Zeugnisse
Übermorgen gibt es Zeugnisse. Die Kinder in der Schule sind schon ganz aufgeregt. Manche freuen sich darauf, manche scheinen gleichgültig, andere haben Angst. Ein Junge sagt zu mir: „Wenn mein Vater sieht, dass ich zwei Vieren habe, dann bekomme ich Ärger.“ „Was macht dein Vater?“ frage ich nach. „Er schimpft mit mir, ich bekomme Hausarrest und Handyverbot. Das ist richtig blöd.“
In unserer Leistungsgesellschaft zählt Leistung, keine Frage. Eltern wünschen sich eine gute Zukunft für ihre Kinder und die hängt auch an guten Noten. Selbst die Kinder in der Grundschule spüren das schon und sie erleben Leistungsdruck, oft mehr als gesund ist. Manche Kinder werden davon auch richtig krank. Sie haben dann Bauchweh und klagen über Kopfschmerzen. Es ist eine verrückte Welt.
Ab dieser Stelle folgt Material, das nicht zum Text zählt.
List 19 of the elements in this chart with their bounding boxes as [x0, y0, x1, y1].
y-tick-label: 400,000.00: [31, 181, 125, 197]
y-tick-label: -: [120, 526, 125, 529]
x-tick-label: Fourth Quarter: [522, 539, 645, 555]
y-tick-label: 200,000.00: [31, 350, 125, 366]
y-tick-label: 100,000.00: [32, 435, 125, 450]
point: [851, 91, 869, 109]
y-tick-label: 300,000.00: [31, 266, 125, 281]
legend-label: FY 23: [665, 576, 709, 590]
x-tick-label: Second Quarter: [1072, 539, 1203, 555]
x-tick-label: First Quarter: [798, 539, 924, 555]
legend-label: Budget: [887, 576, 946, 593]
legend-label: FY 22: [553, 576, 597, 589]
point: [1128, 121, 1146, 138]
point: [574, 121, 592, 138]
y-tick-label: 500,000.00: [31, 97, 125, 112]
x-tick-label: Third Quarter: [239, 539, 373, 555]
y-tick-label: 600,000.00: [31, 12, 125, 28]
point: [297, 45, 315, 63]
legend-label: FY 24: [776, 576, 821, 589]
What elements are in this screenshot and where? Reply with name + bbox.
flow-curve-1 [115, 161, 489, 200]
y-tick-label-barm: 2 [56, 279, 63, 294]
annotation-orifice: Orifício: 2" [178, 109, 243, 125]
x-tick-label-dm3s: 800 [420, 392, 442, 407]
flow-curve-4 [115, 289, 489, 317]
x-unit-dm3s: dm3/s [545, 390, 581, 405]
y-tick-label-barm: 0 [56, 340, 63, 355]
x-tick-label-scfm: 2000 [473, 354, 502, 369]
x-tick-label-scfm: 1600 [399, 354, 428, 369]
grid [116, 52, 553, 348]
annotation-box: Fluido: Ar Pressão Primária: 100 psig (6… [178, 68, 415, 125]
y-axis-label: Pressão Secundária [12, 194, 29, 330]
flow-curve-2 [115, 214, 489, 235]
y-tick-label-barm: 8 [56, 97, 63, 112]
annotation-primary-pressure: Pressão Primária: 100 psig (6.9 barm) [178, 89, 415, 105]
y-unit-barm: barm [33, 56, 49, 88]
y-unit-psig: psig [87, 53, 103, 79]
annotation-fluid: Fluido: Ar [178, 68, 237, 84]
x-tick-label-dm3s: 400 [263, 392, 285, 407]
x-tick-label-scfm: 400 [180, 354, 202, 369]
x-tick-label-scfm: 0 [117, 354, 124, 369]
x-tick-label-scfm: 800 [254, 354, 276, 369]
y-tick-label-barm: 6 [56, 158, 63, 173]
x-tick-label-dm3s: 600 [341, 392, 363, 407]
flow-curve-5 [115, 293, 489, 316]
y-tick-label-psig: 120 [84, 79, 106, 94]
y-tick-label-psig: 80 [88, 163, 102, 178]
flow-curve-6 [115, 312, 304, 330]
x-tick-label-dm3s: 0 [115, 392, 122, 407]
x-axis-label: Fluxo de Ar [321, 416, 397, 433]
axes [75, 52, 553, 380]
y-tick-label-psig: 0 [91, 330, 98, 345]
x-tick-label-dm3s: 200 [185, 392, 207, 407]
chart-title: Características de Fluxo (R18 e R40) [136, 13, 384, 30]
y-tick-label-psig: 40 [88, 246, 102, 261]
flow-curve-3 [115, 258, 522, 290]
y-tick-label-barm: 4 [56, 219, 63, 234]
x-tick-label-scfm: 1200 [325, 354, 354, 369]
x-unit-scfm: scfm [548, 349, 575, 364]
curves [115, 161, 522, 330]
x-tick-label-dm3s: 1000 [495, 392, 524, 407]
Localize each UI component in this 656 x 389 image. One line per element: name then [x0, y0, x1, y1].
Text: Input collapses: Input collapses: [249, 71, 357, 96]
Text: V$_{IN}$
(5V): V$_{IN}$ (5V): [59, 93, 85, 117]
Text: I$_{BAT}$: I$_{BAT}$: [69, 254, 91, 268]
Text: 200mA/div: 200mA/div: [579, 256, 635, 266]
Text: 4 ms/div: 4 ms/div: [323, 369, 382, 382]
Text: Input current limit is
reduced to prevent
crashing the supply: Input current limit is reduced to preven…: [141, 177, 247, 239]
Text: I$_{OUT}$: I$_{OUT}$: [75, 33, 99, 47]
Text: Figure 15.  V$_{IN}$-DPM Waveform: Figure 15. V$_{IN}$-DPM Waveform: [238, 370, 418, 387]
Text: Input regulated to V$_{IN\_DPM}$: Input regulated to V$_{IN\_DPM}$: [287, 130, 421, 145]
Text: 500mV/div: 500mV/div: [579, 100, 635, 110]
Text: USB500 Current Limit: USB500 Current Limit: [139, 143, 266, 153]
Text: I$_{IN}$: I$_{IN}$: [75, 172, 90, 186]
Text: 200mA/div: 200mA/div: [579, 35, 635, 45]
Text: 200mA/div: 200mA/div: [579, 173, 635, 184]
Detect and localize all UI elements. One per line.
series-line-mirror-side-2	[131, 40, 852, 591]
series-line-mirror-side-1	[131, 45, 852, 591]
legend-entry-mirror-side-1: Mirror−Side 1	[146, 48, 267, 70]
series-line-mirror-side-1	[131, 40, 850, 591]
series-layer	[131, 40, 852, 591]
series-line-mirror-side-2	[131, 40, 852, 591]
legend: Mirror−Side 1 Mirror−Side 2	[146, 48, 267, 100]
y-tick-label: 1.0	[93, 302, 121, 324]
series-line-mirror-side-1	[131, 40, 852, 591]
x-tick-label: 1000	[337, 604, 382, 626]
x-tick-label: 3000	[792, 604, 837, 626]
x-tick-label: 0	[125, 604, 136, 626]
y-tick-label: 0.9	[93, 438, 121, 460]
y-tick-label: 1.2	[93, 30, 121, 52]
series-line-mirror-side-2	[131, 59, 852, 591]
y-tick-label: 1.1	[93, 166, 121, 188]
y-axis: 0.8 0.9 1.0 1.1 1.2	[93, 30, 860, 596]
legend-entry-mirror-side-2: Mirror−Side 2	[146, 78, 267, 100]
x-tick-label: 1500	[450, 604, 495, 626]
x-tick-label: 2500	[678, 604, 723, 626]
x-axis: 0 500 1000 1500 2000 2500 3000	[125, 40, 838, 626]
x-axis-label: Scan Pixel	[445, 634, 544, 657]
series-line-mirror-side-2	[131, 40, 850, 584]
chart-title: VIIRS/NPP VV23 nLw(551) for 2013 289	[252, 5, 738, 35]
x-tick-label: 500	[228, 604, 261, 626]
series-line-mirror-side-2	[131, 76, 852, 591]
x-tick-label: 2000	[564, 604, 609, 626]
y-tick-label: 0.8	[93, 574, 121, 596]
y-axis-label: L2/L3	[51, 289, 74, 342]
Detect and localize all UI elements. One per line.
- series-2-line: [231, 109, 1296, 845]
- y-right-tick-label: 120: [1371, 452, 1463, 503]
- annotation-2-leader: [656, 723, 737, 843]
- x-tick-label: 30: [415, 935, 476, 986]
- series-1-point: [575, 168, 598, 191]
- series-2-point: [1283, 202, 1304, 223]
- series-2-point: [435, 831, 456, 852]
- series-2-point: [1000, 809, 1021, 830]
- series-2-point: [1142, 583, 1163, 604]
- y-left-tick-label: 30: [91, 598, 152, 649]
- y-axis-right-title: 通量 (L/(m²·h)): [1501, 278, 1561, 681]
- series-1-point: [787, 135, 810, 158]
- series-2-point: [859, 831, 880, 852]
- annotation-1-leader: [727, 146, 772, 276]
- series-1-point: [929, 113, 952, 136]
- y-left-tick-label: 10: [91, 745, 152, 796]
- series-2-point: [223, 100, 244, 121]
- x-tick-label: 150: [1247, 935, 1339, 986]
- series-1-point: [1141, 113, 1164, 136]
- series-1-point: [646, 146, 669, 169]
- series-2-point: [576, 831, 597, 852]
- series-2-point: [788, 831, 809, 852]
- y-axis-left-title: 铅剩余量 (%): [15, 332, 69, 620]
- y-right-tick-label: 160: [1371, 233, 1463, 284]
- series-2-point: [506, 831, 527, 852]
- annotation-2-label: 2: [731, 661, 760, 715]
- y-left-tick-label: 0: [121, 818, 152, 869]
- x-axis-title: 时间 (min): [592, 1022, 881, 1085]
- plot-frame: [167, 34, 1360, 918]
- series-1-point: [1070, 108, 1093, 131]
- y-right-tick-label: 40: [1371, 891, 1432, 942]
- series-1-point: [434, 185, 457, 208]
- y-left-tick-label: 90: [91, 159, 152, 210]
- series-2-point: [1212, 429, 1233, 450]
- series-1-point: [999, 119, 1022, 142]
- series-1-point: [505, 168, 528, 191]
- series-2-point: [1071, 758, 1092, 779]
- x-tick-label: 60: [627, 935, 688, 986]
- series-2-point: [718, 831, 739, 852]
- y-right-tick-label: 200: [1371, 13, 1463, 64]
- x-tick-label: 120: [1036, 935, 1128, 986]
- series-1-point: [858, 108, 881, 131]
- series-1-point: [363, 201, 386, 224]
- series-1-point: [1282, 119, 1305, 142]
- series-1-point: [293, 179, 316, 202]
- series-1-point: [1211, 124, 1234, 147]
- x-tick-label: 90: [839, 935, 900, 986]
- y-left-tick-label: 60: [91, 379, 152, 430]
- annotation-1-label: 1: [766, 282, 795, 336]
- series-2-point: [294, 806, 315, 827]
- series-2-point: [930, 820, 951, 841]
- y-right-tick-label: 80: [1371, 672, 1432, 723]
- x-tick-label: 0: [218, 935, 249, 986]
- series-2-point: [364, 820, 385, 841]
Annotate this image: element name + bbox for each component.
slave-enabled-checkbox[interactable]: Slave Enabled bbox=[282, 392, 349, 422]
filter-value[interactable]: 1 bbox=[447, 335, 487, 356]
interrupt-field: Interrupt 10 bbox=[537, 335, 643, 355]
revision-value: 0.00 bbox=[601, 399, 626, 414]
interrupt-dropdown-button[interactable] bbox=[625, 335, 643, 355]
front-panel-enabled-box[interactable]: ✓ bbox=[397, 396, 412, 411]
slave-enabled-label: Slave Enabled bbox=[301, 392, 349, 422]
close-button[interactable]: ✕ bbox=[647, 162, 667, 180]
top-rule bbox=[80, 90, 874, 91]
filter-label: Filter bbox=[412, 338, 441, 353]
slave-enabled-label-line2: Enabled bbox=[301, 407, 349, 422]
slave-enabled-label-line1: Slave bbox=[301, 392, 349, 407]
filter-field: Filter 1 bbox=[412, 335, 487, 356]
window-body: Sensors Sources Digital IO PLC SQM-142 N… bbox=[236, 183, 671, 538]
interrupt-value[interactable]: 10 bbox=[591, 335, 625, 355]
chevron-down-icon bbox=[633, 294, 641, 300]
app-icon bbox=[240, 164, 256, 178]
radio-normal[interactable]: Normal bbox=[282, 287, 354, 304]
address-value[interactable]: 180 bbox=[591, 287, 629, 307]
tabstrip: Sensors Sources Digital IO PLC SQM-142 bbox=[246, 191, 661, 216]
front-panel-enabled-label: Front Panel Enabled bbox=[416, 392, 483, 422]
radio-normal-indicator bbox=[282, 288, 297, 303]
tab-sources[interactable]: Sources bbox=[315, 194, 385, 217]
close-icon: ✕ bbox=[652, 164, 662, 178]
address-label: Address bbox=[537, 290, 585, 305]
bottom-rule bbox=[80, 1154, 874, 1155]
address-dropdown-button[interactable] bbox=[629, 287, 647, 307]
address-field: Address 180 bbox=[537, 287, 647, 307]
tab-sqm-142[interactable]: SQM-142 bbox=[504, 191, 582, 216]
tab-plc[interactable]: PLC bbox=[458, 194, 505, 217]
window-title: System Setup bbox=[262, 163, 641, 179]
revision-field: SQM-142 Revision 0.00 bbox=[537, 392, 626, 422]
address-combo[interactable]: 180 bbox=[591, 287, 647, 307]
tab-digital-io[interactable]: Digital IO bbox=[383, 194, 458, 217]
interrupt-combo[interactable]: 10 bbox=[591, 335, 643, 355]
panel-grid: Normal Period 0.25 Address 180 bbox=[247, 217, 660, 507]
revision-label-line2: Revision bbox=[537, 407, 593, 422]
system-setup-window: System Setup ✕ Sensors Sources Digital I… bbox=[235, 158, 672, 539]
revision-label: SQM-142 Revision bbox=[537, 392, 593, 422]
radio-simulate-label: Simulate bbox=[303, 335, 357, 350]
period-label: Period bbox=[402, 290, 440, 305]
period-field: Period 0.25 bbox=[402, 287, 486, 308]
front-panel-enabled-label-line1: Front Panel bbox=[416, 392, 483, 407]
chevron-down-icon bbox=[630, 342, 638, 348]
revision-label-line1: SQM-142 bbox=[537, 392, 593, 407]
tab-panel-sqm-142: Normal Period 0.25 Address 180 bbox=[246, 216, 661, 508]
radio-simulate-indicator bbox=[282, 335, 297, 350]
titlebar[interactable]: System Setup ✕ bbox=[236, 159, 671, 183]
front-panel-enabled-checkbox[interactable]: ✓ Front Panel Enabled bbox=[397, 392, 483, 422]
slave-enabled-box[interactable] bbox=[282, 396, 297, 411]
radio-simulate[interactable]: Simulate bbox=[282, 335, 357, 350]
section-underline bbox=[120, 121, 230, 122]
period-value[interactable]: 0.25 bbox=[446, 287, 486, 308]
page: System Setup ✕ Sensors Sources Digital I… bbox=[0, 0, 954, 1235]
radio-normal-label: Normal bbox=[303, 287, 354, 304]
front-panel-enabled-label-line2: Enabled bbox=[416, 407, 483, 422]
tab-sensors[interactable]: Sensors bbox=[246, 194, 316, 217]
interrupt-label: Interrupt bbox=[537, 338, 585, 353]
Manchmal bin ich froh, kein Kind mehr zu sein.
Starke Kinder braucht das Land, denke ich mir. Kinder, die wissen, was sie können und was sie nicht können. Kinder, die sich angenommen und geliebt wissen, unabhängig von ihren Noten. Kinder, die das Leben lieben, die möglichst wenig Angst haben und die ein offenes Herz für andere Menschen haben.
Die Liebe ist das entscheidende. Geliebte Kinder sind starke Kinder. Sie erleben, dass Leistung nicht alles ist. Ihr Wert hängt nicht an guten Noten. So soll es sein.
So verstehe ich das Evangelium, die gute Nachricht von der Liebe Gottes. Auch Gott muss ich nicht beweisen, dass ich gut bin. Er liebt mich so wie ich bin mit meinen Stärken und mit meinen Schwächen. Die Liebe Gottes kann ich mir nicht verdienen. Die Liebe Gottes wird jedem Menschen geschenkt, einfach so, aus lauter Gnade. Ich muss Gott nichts vorweisen. Er fragt nicht nach meinen Zeugnissen, Gott sei Dank.
Und so wünsche ich dies allen Kindern und Jugendlichen am Zeugnistag: Dass sie erleben: Wir sind unseren Müttern und Vätern unendlich viel Wert - unabhängig von unseren Noten.